Gholdengo gained particular attention for its strength in competitive play, with the species at one point being the most used Pokémon in Scarlet and Violets competitive scene. Gholdengo received dominant use during those games' first Video Game Championship (VGC) series, with many using Gholdengo on their teams to win tournaments. Following the beginning of the second series of VGC, Gholdengo saw a significant drop in competitive use; Game Rants Drew Swanson speculated this was due to setups for Gholdengo becoming more predictable and easier to counter as well as the introduction of Paradox Pokémon. Swanson stated that it was still a frequent presence in competitive play. Yash Nair of Dot Esport wrote that he believed Gholdengo to be one of if not the strongest Pokémon in Scarlet and Violets metagame, with Wallace and Prima Games highlighting its Ghost- and Steel-typing for making it immune to most types of Pokémon attacks.

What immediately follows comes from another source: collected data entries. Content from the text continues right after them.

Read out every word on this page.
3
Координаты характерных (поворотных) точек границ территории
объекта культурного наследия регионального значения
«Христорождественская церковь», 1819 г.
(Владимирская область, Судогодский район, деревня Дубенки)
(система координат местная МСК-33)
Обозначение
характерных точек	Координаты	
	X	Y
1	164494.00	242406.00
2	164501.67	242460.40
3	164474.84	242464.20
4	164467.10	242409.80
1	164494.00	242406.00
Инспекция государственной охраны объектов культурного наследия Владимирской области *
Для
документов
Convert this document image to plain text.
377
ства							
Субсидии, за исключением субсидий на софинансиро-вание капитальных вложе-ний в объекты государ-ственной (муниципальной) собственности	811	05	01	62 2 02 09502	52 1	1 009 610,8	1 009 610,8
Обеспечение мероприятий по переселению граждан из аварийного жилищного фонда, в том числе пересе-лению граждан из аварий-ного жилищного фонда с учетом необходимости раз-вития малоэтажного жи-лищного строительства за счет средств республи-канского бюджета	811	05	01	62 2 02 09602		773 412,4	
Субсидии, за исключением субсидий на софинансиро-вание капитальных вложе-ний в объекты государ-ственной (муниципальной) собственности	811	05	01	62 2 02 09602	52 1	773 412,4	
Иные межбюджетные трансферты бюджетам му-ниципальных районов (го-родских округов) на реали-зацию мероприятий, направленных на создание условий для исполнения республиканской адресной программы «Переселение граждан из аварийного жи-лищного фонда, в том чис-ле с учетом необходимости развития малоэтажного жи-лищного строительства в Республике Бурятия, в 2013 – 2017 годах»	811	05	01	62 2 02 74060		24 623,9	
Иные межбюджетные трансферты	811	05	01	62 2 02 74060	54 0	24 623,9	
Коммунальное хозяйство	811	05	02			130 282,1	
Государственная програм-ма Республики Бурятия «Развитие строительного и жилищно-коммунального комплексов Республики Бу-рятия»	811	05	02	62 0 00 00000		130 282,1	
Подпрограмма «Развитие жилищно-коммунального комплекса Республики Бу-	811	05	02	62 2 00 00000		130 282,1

Its signature ability "Good as Gold" was identified by multiple critics as a particularly strong ability, attributing Gholdengo's competitive success in part to the strength of this ability. Pocket Tactics writer Kayleigh Partleton believed that the ability gave Gholdengo the best defenses for a Pokémon in the franchise. Timothy Monbleau of Destructoid noted that a combination of its signature ability and move allow players to use Gholdengo to efficiently earn in-game currency, adding that as well as its other competitive abilities, it made Gholdengo "a formidable monster to don the crown of Pokemon #1000." TheGamer writer Ben Sledge analyzed how deserving Gholdengo was of the 1000th spot in the Pokédex, commenting that his design left something to be desired and resembled string cheese. He noted that it was a powerful Pokémon, expressing little surprise that it was so successful in competitive play. Despite this, he argued that the 1000th spot should have been reserved for a mascot or legendary Pokémon. Sledge believed that Gholdengo represented the modern-day Pokémon series, stating that a Pokémon made out of money represented the people in charge of the series allowing games to release with bugs due to how well they sell.